Auch SPD-Pressesprecher Michael Gerke griff den Gedanken auf. Er erinnerte daran, dass die Diskussion nicht spalten, sondern verbinden solle: „Wir wollen zeigen, dass es nicht um Faulheit geht, sondern um faire Chancen und Respekt für alle, die arbeiten.“
Ein offenes Format, das ankommt
Besonders positiv fiel auf, wie offen und respektvoll die Diskussion geführt wurde. Niemand dominierte das Gespräch, und selbst kontroverse Meinungen wurden ruhig und sachlich ausgetauscht. Viele Teilnehmende lobten im Anschluss die Atmosphäre – engagiert, aber freundlich, informativ und nah an der Lebensrealität der Menschen.
Das Format, so war zu hören, solle künftig häufiger angeboten werden. „Wir haben gesehen, wie groß das Interesse ist, über Arbeit zu sprechen – aber eben nicht nur als wirtschaftliches Thema, sondern als Teil des Lebens“, sagte Julian Werner, Vorsitzender SPD Buchholz, zum Abschluss.
Fazit: Ein gelungener Abend mit Zukunftsfragen
Am Ende des Abends war klar: Diese Veranstaltung hat einen Nerv getroffen. Sie zeigte, dass die Themen Arbeit, Leistung und Lebensqualität untrennbar miteinander verbunden sind – und dass es sich lohnt, darüber gemeinsam zu reden.
Die SPD Buchholz hatte mit der Wahl des Themas und der Mischung aus Expertinnen, Praktikern und Bürgerinnen einen guten Ton getroffen. Die Gäste gingen mit vielen neuen Gedanken nach Hause: über gerechte Löhne, gesunde Arbeitszeiten, digitale Verantwortung und die Frage, wie Politik und Gesellschaft gemeinsam für faire Bedingungen sorgen können.

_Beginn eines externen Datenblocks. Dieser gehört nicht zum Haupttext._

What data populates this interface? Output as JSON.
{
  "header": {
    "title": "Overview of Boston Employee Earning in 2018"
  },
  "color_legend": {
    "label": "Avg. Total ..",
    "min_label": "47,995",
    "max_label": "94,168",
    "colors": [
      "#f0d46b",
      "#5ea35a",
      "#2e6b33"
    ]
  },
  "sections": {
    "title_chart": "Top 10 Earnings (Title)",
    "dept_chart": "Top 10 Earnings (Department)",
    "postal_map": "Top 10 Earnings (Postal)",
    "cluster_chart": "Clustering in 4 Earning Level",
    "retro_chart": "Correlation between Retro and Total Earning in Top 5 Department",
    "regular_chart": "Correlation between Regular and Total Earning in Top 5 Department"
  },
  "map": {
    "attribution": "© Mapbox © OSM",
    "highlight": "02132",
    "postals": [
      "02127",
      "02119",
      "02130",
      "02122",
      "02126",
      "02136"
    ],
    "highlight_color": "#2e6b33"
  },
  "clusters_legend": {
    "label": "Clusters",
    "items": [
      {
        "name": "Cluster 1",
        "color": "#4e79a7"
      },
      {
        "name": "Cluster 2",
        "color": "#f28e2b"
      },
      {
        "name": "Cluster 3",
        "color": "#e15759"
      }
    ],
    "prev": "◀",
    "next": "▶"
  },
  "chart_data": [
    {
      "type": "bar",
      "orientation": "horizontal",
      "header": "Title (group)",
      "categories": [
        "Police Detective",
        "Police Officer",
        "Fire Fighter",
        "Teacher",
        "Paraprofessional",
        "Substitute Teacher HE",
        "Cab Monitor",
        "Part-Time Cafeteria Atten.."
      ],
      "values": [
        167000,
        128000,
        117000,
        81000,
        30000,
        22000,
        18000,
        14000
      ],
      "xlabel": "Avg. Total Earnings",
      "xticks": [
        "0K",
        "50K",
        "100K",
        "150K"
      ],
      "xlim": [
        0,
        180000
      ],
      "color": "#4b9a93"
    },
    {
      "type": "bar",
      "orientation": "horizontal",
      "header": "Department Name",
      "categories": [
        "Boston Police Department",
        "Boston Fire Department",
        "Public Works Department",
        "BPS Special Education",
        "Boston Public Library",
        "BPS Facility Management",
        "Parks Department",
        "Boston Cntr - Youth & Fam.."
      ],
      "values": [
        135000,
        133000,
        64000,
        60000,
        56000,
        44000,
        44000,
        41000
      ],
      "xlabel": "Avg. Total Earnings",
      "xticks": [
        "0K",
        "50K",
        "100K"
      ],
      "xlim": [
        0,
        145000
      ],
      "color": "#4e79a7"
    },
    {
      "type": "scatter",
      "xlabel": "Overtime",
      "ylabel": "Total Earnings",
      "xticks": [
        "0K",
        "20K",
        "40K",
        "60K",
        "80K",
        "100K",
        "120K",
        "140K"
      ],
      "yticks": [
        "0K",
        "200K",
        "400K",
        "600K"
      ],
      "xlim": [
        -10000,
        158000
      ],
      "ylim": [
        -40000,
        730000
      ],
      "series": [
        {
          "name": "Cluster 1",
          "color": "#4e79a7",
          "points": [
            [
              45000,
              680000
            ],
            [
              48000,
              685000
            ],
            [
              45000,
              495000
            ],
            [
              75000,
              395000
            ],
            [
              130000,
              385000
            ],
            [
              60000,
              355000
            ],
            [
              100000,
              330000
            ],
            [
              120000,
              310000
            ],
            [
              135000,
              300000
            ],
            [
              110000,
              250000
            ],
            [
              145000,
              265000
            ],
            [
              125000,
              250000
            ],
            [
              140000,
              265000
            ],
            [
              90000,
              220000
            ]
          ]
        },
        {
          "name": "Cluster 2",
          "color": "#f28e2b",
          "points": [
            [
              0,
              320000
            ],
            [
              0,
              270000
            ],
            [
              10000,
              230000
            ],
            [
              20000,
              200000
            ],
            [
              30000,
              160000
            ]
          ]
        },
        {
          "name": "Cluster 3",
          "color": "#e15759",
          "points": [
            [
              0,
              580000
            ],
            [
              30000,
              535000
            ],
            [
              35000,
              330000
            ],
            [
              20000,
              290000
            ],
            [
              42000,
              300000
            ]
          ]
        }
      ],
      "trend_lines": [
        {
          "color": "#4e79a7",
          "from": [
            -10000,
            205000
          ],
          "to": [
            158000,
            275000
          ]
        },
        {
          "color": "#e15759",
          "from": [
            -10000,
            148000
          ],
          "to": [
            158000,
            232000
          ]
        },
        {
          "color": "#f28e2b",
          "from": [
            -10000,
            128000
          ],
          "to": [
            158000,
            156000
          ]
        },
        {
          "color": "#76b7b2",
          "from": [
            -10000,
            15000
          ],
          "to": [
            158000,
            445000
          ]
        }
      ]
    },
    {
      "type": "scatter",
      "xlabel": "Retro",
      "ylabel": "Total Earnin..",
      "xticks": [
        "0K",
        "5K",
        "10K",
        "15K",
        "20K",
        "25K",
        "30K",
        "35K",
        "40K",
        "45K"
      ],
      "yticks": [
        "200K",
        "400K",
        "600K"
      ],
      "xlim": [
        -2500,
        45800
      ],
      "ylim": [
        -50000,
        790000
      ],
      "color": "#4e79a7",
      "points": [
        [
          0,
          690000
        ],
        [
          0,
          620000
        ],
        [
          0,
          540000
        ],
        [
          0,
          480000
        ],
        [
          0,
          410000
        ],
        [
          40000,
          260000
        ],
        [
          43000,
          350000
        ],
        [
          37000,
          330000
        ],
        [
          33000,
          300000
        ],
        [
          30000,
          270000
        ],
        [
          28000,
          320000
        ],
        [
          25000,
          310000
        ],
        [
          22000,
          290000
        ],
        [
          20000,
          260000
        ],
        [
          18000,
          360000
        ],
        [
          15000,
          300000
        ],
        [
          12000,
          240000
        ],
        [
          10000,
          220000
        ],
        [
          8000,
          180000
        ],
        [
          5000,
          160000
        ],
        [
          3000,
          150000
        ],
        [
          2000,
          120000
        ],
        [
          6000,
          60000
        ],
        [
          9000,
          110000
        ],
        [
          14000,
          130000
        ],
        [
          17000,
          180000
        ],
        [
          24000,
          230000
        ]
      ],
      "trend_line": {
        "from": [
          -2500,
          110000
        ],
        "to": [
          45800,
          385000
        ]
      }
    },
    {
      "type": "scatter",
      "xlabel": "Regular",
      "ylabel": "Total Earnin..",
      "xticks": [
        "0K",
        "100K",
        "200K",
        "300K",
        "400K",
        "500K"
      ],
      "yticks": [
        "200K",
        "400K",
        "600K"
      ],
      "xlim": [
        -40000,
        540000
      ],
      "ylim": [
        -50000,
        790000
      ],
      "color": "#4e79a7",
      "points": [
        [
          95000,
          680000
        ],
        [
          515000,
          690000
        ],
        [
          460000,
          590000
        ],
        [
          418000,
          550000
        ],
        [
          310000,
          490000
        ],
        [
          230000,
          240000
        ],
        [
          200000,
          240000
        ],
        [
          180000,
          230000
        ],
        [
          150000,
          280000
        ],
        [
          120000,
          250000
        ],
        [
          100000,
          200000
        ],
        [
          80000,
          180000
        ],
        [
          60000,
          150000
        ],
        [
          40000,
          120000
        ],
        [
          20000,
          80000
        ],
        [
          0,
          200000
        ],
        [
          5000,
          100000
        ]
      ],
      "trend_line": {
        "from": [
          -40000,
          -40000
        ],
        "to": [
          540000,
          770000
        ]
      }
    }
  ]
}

Ein Teilnehmer fasste es beim Hinausgehen so zusammen: „Ich habe heute mehr verstanden, warum sich so vieles verändert – und dass wir selbst mitreden müssen, wenn wir die Arbeitswelt besser machen wollen.“
So bleibt als Fazit ein Abend, der Mut machte – zum Mitdenken, Mitreden und Mitgestalten. Die Diskussion in der Galerie Sinnfall zeigte: Gute Arbeit ist keine Frage von Faulheit oder Fleiß, sondern von Respekt, Balance und gemeinsamer Verantwortung. Und genau das wurde an diesem Abend in Buchholz spürbar – engagiert, menschlich und voller Zuversicht.